In general, the efficacy of a ligand is determined by its action upon binding to its target protein receptor: either the ligand just blocks the receptor (antagonism) or it induces receptor-mediated intracellular signaling (agonism).

Photopharmacology is a contemporary research area that capitalizes on light to direct biological properties, affording so-called photoswitchable molecules. However, most focus in the field has been on photomodulating the binding affinity of a ligand for its receptor. Indeed, in work published earlier this year in the Journal of the American Chemical Society the VU team had also reported a case study focused on bidirectional photomodulation of binding affinity for a hallmark example for the G protein-coupled receptor (GPCR) family, the histamine H3 receptor.

Ligand efficacy

In the current research work, the team took the concept a step further by photomodulation of ligand efficacy and did so on a more challenging peptidergic GPCR, the CXCR3 receptor. Perturbed signaling by this chemokine receptor is thought to be involved in various diseases including cancer.
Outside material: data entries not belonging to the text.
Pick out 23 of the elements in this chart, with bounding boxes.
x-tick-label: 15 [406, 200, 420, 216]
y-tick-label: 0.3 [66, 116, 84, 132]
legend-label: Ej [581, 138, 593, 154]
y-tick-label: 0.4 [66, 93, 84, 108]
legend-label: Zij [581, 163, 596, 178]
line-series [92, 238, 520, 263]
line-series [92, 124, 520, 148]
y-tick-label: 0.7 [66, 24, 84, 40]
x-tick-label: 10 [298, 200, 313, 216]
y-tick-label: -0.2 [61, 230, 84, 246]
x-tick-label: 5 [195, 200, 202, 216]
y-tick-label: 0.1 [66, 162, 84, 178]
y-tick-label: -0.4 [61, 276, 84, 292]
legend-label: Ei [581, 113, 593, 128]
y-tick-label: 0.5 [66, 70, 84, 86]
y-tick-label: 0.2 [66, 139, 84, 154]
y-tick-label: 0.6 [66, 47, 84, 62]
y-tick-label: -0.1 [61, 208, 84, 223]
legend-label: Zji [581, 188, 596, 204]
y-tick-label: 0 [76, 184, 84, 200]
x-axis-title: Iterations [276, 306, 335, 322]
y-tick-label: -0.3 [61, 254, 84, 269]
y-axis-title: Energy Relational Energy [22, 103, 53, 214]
The molecules of Gómez-Santacana, de Munnik and colleagues contain an azobenzene photoswitchable unit positioned near a so-called activation hotspot that was previously discovered by the VU team. The best molecule (VUF16216) could reversibly photoswitch from a CXCR3 antagonist to a full agonist, either blocking or maximally activating CXCR3, respectively. The observed magnitude of the photoswitching in efficacy is unprecedented in the GPCR photopharmacology field.

Not only does this work add a highly useful tool compound for CXCR3 research, but it also demonstrates how tailored molecular design can enable real-time photocontrol over the efficacy of GPCR-binding molecules, which itself can be a blueprint for advancing novel types of medicines for this therapeutically highly relevant protein class.